November 22, 2011



Alumna leaves estate to K-State

By Communications and Marketing

Lolafaye Coyne, who still proudly sports the purple, may not have been your ordinary student — but her support for K-State has been extraordinary.

Lolafaye Coyne considered herself to be a nontraditional student when she came to K-State to pursue her doctorate in statistics in her early 40s — after all, it was the late 1960s. These days, it might not be so uncommon to see students that age on a college campus sporting a backpack and a Blackberry rather than a blazer and a briefcase.

But it was the kindness of the faculty and students at K-State that made her feel at home and appreciative of the welcoming atmosphere of Manhattan, Kan. She graduated with her doctorate in 1972 and went on to a higher-level job and a career working in research and statistics for the Menninger Clinic. Today, Coyne lives in Topeka, Kan., and although she's far removed from her days as a student, she recalls them fondly, so much so that she's gifting the bulk of her estate to the university.

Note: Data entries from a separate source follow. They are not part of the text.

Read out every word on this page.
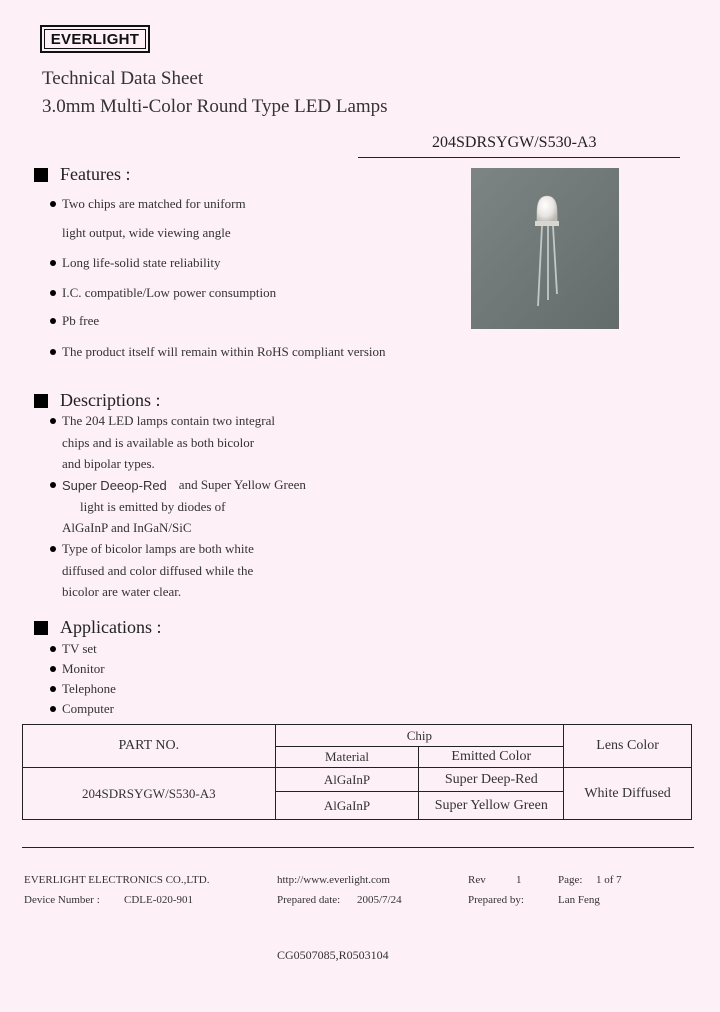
EVERLIGHT
Technical Data Sheet
3.0mm Multi-Color Round Type LED Lamps
204SDRSYGW/S530-A3
Features :
Two chips are matched for uniform
light output, wide viewing angle
Long life-solid state reliability
I.C. compatible/Low power consumption
Pb free
The product itself will remain within RoHS compliant version
Descriptions :
The 204 LED lamps contain two integral
chips and is available as both bicolor
and bipolar types.
Super Deeop-Red and Super Yellow Green
light is emitted by diodes of
AlGaInP and InGaN/SiC
Type of bicolor lamps are both white
diffused and color diffused while the
bicolor are water clear.
Applications :
TV set
Monitor
Telephone
Computer
PART NO.	Chip		Lens Color
	Material	Emitted Color	
204SDRSYGW/S530-A3	AlGaInP	Super Deep-Red	White Diffused
	AlGaInP	Super Yellow Green	
EVERLIGHT ELECTRONICS CO.,LTD.	http://www.everlight.com	Rev	1	Page: 1 of 7
Device Number : CDLE-020-901	Prepared date: 2005/7/24	Prepared by:	Lan Feng
CG0507085,R0503104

Many of Coyne's prized possessions — among them books, art and musical instruments — will have a home on campus at the K-State Libraries, department of music and the Beach Museum. And through a deferred gift, she'll establish a scholarship for graduate students in statistics as well as support the College of Veterinary Medicine.

Recently Coyne shared reflections on her experience as a student, the impact the university has had on her life and why she cares about so many programs at K-State.


What was it like to be a graduate student at K-State?
I wasn't originally enrolled at K-State, actually. At the school where I started my doctoral program, my professor didn't think it was appropriate for someone my age to be in class — the professor thought a person should continue graduate education right after undergraduate.

So I came to K-State, and the faculty made it clear they were delighted to have me in the program. The students didn't act like I was any different. We had coffee together in the K-State Student Union every morning. They accepted me and were very wonderful. I learned a lot in my classes, which prepared me for a more responsible job right after I finished. I owe it to K-State.

Can you tell us about your interests on campus?
I wanted to support the department of statistics because of the great experience I had as a student. And I thought the Beach Museum would be a perfect fit for my art collection. A representative from the library determined that I've got somewhere between 1,600 and 1,800 books, all of which are going to K-State.

I played clarinet in the Topeka Symphony for 55 years, 1945-2000, and I thought the department of music would have use for all of my instruments, music and other equipment. In 2009, the department invited me to attend a concert where students played my instruments and they honored me from the podium. It was one of the best nights of my life.

When I was a student at K-State, one of my dogs became ill. The veterinarian I took her to said he couldn't help. I then took her to the veterinary school on campus; they operated on her and saved her life. Years later, a young surgeon in the college saved another dog of mine. They weren't able to save the last dog I took to them, but they handled it all so wonderfully. The staff sent me a sympathy card and a lovely framing of her paw print.

Do you have any additional reflections on the experience?
Every person I've worked with — from the foundation and from campus — has been so nice and appreciative, and they made things very easy for me. I'm very grateful to K-State — it made a difference in my life. Working and simultaneously being in a doctoral program is a lot of work, but at K-State, it was also a lot of fun. Everything about my experience with K-State has been absolutely delightful.